Conclusão: presença como desnudez
Presença, enfim, não é uma
prática, mas uma nudez. É o estar sem o disfarce das expectativas e sem a
armadura das defesas. É uma qualidade de contato em que não há mais um “eu”
tentando manipular a vida para que ela corresponda aos seus interesses.
Talvez por isso, no fundo, a
presença seja tão rara. Porque ela exige que deixemos cair tudo o que
acreditamos ser necessário para estar seguros.
E nesse deixar cair, a vida se mostra como sempre esteve: inteira, aqui, agora
— sem necessidade de prática, sem necessidade de conquista. Apenas sendo.
Observemos
agora, as “armadilhas comuns” e os “indicadores de presença real”. O que
chamamos de “Armadilhas comuns — é onde a noção de presença é
falsificada ou distorcida, criando ilusões. Já os Indicadores de presença
real — são os sinais internos e externos que mostram que você está
nesse campo de observação silenciosa, passiva e não reativa.
Armadilhas Comuns na Busca pela Presença
·
Confundir atenção focada com presença - Muitos
acreditam que basta “prestar atenção” para estar presente. Mas a atenção focada
pode ser uma ferramenta de controle, não de abertura. É possível olhar para
algo com atenção extrema e, ainda assim, estar inteiramente perdido nos
mecanismos de cálculo e defesa do personagem.
A
presença não é a contração de se fixar em um ponto; é a expansão silenciosa que
acolhe tudo o que aparece sem escolher o que deve ser percebido.
·
Transformar a presença em desempenho - No
ambiente espiritual, há quem “demonstre” estar presente — postura impecável,
olhar sereno, gestos calculadamente lentos. Mas isso não é presença: é o teatro
satsang.
Quando
ela é usada como performance, está a serviço da sustentação da imagem do
personagem desperto, não da vida. O corpo pode estar imóvel e o espírito
ausente.
·
Usar a presença como anestesia - Outra
armadilha é usar a ideia de presença para se desligar emocionalmente, como quem
“observa” para não sentir. Isso não é presença, é dissociação. A presença não
evita o contato com a dor ou o desconforto; pelo contrário, ela permite que
sejam sentidos sem resistência, sem necessidade de transformá-los ou negá-los.
·
A presença como conquista do personagem - O
personagem adora acumular títulos invisíveis: “sou mais consciente”, “estou
sempre presente”, “já não reajo como antes”. Essa narrativa sobre si mesmo não
é presença — é mais uma construção mental que nos afasta dela. Quando realmente
há presença, não há um “eu presente” que se conte a história de como está
presente.
- Buscar a presença apenas em condições favoráveis
- Muitos tentam praticar presença em ambientes tranquilos, durante
meditação, caminhadas solitárias ou contato com a natureza. Isso pode ser
útil como introdução, mas é incompleto. A presença real não depende de
cenário. Ela é possível no caos, no trânsito, em reuniões tensas — e é
justamente nesses momentos que sua autenticidade se prova.

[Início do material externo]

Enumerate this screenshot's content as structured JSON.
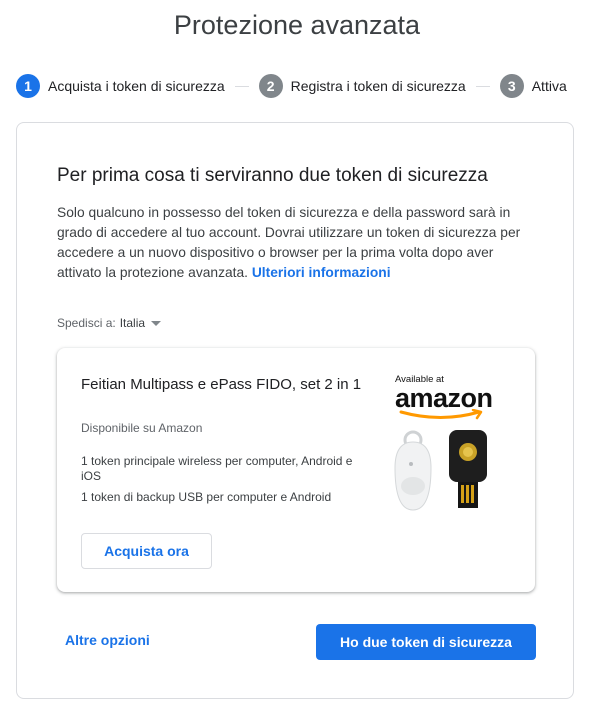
{
  "page": {
    "title": "Protezione avanzata"
  },
  "stepper": {
    "steps": [
      {
        "num": "1",
        "label": "Acquista i token di sicurezza"
      },
      {
        "num": "2",
        "label": "Registra i token di sicurezza"
      },
      {
        "num": "3",
        "label": "Attiva"
      }
    ]
  },
  "intro": {
    "heading": "Per prima cosa ti serviranno due token di sicurezza",
    "description": "Solo qualcuno in possesso del token di sicurezza e della password sarà in grado di accedere al tuo account. Dovrai utilizzare un token di sicurezza per accedere a un nuovo dispositivo o browser per la prima volta dopo aver attivato la protezione avanzata.",
    "learn_more": "Ulteriori informazioni"
  },
  "shipping": {
    "label": "Spedisci a:",
    "value": "Italia"
  },
  "product": {
    "name": "Feitian Multipass e ePass FIDO, set 2 in 1",
    "availability": "Disponibile su Amazon",
    "features": [
      "1 token principale wireless per computer, Android e iOS",
      "1 token di backup USB per computer e Android"
    ],
    "buy_label": "Acquista ora",
    "store_badge_top": "Available at",
    "store_badge_name": "amazon"
  },
  "actions": {
    "other_options": "Altre opzioni",
    "have_tokens": "Ho due token di sicurezza"
  },
  "colors": {
    "accent": "#1a73e8",
    "inactive_step": "#80868b",
    "border": "#dadce0"
  }
}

Indicadores de Presença Real
- Ausência de pressa interna - Mesmo que as
circunstâncias externas exijam rapidez, internamente não há urgência
psicológica. As ações podem ser céleres, mas não são movidas pelo pânico
ou pela antecipação de resultados.
- Escuta sem agenda - Na presença, é possível
ouvir alguém sem já preparar a resposta ou avaliar a validade do que está
sendo dito. Há um espaço limpo aonde as palavras chegam inteiras, sem
passar por um filtro imediato de concordância ou discordância.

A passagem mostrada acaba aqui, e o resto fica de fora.